Plane & Fancy

Greg N. Frederickson


As befits a book on recreational mathematics, this one has been great fun to write, in part because I let my curiosity lead the way. It was a revelation to survey the original puzzle columns of Dudeney in The Strand Magazine of the 1910s and 1920s. It was fascinating to dig out even earlier references and make connections that other authors had missed. It was intriguing to collect biographical information on the people who have made a contribution to this area.

I hope that the book will also be great fun to read. The intended audience is anyone who has had a course in high school geometry and thought that regular hexagons were rather pretty. I have used some other high school math here and there. If you find some of the formulas tough sledding, you should be able to skip over them without much lost. Likewise, if you skip over the algorithmlike Descriptions of methods in Chapters 7-9, you won't lose much but can be comforted that precise Descriptions do exist.

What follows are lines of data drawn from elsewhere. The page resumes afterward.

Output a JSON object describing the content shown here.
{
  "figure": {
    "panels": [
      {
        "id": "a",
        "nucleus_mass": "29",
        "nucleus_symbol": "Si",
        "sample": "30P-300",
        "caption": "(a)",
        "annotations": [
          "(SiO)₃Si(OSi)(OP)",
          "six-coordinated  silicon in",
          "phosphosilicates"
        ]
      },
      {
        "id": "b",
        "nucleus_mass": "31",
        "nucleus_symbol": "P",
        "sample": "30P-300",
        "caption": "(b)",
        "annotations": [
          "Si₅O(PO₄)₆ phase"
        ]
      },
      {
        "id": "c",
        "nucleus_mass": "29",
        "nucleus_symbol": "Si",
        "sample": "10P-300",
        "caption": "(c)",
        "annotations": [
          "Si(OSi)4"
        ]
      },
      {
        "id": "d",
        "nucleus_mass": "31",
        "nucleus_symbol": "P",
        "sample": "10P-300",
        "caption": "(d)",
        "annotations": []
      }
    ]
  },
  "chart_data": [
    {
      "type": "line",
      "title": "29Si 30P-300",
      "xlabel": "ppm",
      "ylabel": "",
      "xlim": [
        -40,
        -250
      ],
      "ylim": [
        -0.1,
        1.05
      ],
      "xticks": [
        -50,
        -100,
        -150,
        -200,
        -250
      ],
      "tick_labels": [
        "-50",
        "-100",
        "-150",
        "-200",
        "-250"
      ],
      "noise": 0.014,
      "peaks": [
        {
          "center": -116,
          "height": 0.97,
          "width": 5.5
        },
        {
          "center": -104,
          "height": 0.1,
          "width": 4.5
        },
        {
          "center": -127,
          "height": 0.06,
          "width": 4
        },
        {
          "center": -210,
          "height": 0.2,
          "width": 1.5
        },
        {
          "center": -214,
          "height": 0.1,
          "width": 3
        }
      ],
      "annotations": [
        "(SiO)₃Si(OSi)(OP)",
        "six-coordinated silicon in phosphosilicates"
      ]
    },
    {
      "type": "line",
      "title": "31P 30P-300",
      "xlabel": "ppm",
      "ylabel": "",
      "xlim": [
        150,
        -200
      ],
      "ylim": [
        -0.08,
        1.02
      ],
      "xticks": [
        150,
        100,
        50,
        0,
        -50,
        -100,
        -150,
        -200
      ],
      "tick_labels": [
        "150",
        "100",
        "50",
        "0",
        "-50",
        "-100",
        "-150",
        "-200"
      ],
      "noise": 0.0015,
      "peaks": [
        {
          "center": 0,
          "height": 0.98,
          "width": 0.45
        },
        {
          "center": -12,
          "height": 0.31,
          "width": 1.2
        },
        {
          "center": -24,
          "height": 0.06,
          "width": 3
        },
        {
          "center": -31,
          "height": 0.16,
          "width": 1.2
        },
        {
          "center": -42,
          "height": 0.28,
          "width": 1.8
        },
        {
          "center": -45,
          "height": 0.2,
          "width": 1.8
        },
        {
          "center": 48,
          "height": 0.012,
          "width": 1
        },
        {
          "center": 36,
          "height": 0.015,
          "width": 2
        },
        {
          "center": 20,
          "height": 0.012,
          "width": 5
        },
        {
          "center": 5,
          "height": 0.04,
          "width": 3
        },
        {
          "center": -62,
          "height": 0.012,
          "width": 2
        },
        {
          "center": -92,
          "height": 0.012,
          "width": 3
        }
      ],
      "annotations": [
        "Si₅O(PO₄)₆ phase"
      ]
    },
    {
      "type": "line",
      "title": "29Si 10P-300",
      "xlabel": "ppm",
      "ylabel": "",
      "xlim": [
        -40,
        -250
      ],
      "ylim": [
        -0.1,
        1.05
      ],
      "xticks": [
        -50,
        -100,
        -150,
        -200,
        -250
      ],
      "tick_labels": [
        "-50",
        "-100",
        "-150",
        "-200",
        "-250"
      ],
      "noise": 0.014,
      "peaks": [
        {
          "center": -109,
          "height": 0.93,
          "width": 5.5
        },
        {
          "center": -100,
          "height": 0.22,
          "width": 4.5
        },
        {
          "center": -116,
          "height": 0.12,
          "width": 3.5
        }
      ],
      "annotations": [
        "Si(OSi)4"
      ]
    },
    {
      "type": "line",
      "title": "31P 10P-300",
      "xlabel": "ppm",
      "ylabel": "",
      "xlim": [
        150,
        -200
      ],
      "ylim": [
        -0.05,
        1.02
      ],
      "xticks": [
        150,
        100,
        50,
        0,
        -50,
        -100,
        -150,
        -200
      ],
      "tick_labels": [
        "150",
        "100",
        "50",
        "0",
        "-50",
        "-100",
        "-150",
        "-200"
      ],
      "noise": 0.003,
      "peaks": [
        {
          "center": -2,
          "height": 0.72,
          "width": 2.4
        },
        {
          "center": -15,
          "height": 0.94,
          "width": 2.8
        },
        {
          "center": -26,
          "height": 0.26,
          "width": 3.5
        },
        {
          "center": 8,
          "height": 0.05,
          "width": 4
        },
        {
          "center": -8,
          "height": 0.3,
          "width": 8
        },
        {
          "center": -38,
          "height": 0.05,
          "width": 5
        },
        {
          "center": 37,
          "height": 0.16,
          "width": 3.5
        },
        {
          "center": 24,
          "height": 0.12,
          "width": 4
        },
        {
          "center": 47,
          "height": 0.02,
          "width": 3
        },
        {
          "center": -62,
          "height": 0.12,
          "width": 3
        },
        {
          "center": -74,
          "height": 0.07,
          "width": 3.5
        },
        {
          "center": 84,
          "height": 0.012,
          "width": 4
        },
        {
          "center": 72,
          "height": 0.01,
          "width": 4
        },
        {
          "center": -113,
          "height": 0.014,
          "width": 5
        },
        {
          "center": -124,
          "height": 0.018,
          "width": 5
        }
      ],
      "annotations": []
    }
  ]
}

On the other hand, if you get intrigued with some topic and want to follow up on it, I have provided additional comments and references, ordered by chapter, in the Afterword.

It has been a surprise to see how many people have contributed to whatever success this book may enjoy. First are those who have produced new dissections, in quality and quantity substantially greater than I had imagined. I gratefully acknowledge the permission of Diulio Carpitella, Anton Hanegraaf, Bernard Lemaire, David Paterson, Robert Reid, Gavin Theobald, and Alfred Varsady to reproduce their unpublished or privately published dissections.

Martin Gardner is the unofficial godfather of this book. A letter from him got me thinking about dissections again in 1991. And when I started on the book in 1994, he was generous with his help and advice. Some of his leads were crucial. He forwarded a decade- old letter from Robert Reid that led to an especially fruitful interaction. And Martin also put me in touch with Will Shortz, and that contact led to a fortunate chain of events. Will generously provided me with the citations to the earlier versions of dissection puzzles that later appeared in Sam Loyd's Cyclopedia. And Will also told Jerry Slocum what I was up to. Jerry clued me in to the trade cards that Sam Loyd had produced, and he shared copies from his puzzle collection with me. Jerry also alerted me to David Singmaster's wonderful work on sources of recreational mathematics. David shared an electronic copy of his book, and xerox copies of Dudeney's puzzle columns in the Weekly Dispatch, too. David's sources book helped me focus on earlier historical material. It also led to my contact with Anton Hanegraaf, who generously shared his treasure trove of unpublished material with me. Anton also provided a scholarly critique of a draft of my first chapter on solid dissections, accompanied by an additional annotated bibliography.